It used to be that the primary purpose of American schools was to train our young people in certain skills such as reading and arithmetic, to impart knowledge such as history and geography, and to build character so they would develop into useful citizens. Over the last generation, these were replaced by different priorities. The progressive educationists told us that social adjustment should be our overriding objective. The advocates of forced busing Insisted that our number-one priority should be racial integration.
When the post-World War II baby boom hit the schools, it caused a great teacher shortage coincidentally with the Korean and Vietnam Wars. The result was that thousands of young men found that becoming a teacher, or spending many years as a college student, was a respectable way to avoid the draft.
Three straws in the wind this year indicate that we may again be able to make quality education our first priority. The sharp drop in the U.S. birth rate combined with the skyrocketing cost of a college education have suddenly meant that there are thousands of empty classrooms and that most colleges are crying for students.
This means that there are many times more teachers than jobs available. In some desirable areas, schools have ten applicants for every teacher vacancy. Schools and colleges can now afford to be choosy and select only the very best teachers.
Secondly, the recent Supreme Court decision in the Detroit busing case has squelched forced busing from the suburbs into the inner cities. This decision enables us to push for a better education for all children, instead of consuming our energy, money, time and tempers in a disruptive scheme desired by neither blacks nor whites.
The third straw in the wind this year is the growing influence of the Reading Reform Foundation, a voluntary organization dedicated to restoring to every American child the right to read — by being taught with the only successful method, namely, phonics. At least 32 percent of the public schools in the United States have now returned to teaching reading by using the alphabet and its sounds, the basis of the phonics method.

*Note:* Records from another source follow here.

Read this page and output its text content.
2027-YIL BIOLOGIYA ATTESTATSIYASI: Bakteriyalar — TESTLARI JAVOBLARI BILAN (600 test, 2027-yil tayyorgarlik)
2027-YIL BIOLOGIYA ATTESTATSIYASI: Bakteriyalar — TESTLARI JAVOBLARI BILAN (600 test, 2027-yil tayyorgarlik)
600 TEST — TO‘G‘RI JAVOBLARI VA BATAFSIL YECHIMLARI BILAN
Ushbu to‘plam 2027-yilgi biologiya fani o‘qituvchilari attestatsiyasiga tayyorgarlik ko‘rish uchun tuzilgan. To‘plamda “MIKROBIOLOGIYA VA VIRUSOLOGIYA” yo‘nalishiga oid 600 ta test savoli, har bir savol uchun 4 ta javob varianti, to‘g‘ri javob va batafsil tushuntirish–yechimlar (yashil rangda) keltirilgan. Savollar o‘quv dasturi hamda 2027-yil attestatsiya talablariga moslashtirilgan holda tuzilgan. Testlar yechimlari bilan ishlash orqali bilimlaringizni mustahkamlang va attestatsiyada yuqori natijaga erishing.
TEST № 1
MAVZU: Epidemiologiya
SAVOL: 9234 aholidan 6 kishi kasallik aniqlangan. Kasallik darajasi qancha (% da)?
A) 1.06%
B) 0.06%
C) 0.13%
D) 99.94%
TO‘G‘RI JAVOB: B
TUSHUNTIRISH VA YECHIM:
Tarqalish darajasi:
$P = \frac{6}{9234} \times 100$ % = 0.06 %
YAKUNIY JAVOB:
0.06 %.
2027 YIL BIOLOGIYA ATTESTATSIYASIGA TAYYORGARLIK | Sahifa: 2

Children who are taught by phonics are the fortunate ones because they have been given the basic tool of alleducation, the skill of reading. They don’t need any courses in “remedial reading.” The disadvantaged children in our society are those whose learning process has been deliberately stultified by months of the stalling technique called “reading readiness,” followed by years of the look-and-say or whole-word method of reading. This is why a third of all U.S. school-age children in the fifth grade and above are functionally illiterate (defined as reading below fifth-grade level).
I hope that these recent events are the prelude to placing quality education for every child in America as the top priority of our schools.